3) how many users are you serving with it approximately, all systems
included ? Or better, how many people will notice the failure at once
if any ? Note: do not count web population as users, but use maximum
concurrent users instead.
- < 10
- < 100
- < 1000
- < 10000
- more ?

4) what version are you running ?
- latest or close to that (eg: 2.4.36.x)
- latest was available last time you upgraded
- somewhat old mainline (2.4.32-2.4.34)
- quite old mainline (2.4.21..2.4.31)
- very old mainline (2.4.2, 2.4.17, ...)
- debian's 2.4.27
- rhel 3's 2.4.21
- my other standard distros's 2.4 kernel
- an embedded distro's heavily patched 2.4 (port to other archs, ...)
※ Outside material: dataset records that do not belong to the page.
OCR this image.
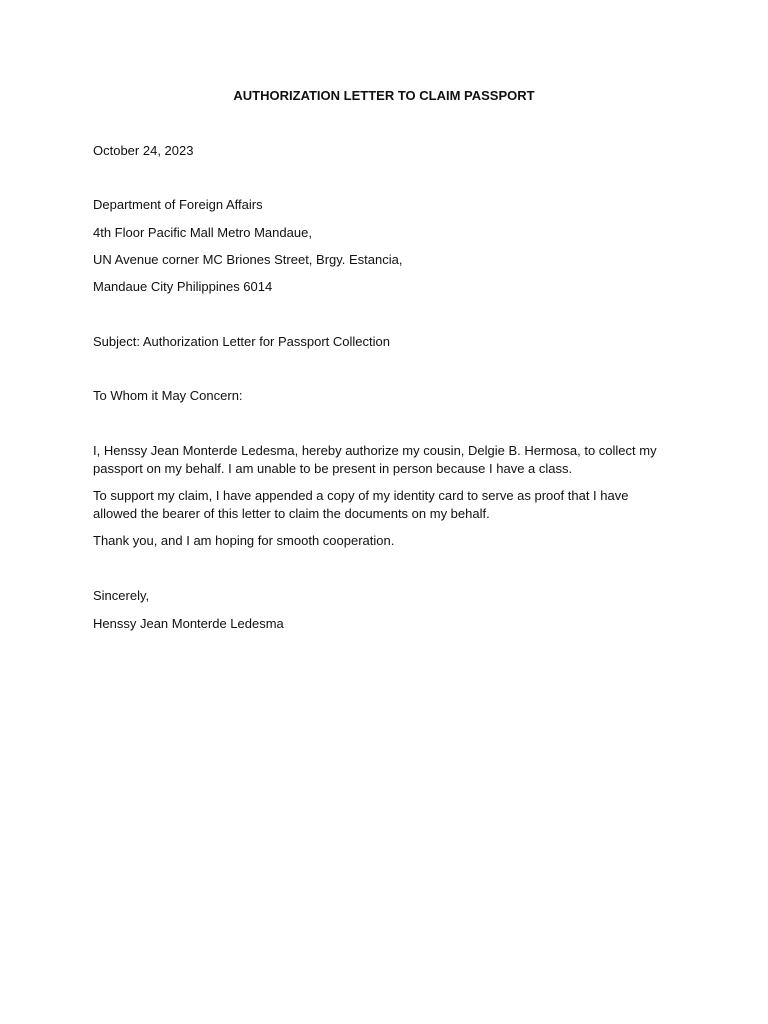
AUTHORIZATION LETTER TO CLAIM PASSPORT
October 24, 2023
Department of Foreign Affairs
4th Floor Pacific Mall Metro Mandaue,
UN Avenue corner MC Briones Street, Brgy. Estancia,
Mandaue City Philippines 6014
Subject: Authorization Letter for Passport Collection
To Whom it May Concern:
I, Henssy Jean Monterde Ledesma, hereby authorize my cousin, Delgie B. Hermosa, to collect my
passport on my behalf. I am unable to be present in person because I have a class.
To support my claim, I have appended a copy of my identity card to serve as proof that I have
allowed the bearer of this letter to claim the documents on my behalf.
Thank you, and I am hoping for smooth cooperation.
Sincerely,
Henssy Jean Monterde Ledesma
5) have you applied any patches ?
- provided with the distro
- security: pax/grsec/ow, capabilities, ...
- performance: epoll, variable_hz, jiffies_64, preempt, O(1), ...
- network: tcp md5, transparent proxy, netfilter tcp_window_tracking...
- drivers: very specific to your platform, self-added PCI-IDs, vendors'
- filesystems: updated jffs2+mtd, squashfs, cifs, fuse, ...
- security/stability fixes backported from later 2.4 versions
- other security/stability fixes or improvements
- drivers backported from 2.6
- other ?

6) how often do you update (may translate into avg uptime) ?
- every release
- every major release after a few dot-versions
- only when you see an important (to you) security fix
- same as well as with reliability fixes
- at least once a year
- only if you need to re-install
- after a lot of careful revalidation
- never

7) how do you test ?
- pre-production environment in equivalent conditions
- long-term reliability stress-tests (days to weeks)
- quick regression testing before production
- you test in production
- no test at all, blind upgrade
- other ?

8) why have you not upgraded to 2.6 yet (including Adrian's 2.6.16.X ?)
- not needed, all features OK and hardware still 100% compatible
- you have to change user-space tools
- you don't feel comfortable with 2.6's patch pace (but 2.6.16 is quite
comparable to 2.4)
- you do not trust 2.6 enough yet ? (why ?)
- missing features you had in 2.4 mainline that are not in 2.6 anymore ?
- missing features you had in your 2.4 patches that do not exist in 2.6 ?
- drivers not existing anymore in 2.6 ?
- drivers not working anymore in 2.6 ?
- performance regression in 2.6 ?
- you find 2.6 more complicated ?
- other ?

9) when do you plan to switch to 2.6 ?
- it has already begun (and as a supplement, if you had to do so because
2.4 did not work anymore for you for other reasons than hardware
support and features, please indicate which ones)
- very soon (<1 year)
- not before 1 year
- next installations
- next batch of major upgrades
- when your hardware is not compatible anymore
- when you can't build 2.4 with your distro's gcc
- when 2.6 supports feature/driver XXX
- when 2.6 is more reliable (example ?)
- when 2.6 development slows down
- the latest possible (why ???)
- never (why ??? and what would you switch to then ?)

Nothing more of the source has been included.